Objective: To change social norms and reduce youth smoking. Recent data has shown that historic declines in youth smoking have stalled, making truth®’s lifesaving messages more important than ever.
Strategy: Tobacco use provides some teens with an outlet to express themselves; truth® provides an alternative. Teenage years are a time of transition into adulthood and a quest for control. For some teens, tobacco use can fulfill the innate adolescent need to rebel; truth® is an alternative way to meet that need.

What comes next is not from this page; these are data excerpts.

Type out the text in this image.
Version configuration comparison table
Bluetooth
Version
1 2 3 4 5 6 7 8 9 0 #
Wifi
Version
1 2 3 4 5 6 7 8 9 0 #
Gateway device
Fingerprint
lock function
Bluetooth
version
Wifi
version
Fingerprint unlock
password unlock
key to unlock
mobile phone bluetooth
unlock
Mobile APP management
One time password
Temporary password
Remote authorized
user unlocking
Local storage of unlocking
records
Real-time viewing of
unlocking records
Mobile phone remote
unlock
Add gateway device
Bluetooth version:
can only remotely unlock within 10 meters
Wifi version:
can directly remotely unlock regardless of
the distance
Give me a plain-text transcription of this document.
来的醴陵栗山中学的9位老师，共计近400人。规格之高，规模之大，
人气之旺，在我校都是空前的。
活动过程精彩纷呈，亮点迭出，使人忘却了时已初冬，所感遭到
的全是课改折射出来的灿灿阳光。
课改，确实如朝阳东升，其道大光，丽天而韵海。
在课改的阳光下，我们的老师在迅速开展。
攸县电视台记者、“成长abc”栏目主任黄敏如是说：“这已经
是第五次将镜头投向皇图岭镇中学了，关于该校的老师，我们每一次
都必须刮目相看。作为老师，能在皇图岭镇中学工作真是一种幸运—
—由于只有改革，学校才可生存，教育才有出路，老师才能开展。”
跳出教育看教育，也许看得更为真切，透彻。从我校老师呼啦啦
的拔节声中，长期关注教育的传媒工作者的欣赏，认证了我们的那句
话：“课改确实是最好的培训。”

As a brand, truth® directly counters messages from the tobacco company brands, which spent more than $13 billion in 2005 to market their products in the U.S. alone. truth® can never match that spending, so instead it stays ahead by breaking through and being more “cutting edge.”
The truth® campaign uses research with teen audiences, marketing and social science research, and evidence from the most successful anti-tobacco campaigns to inform its strategies.
Results: The campaign has won more than 300 awards for advertising efficacy and has also been lauded by leading federal and state public health officials, the U.S. Centers for Disease Control and Prevention, the U.S. Department of Health and Human Services, and former President George W. Bush.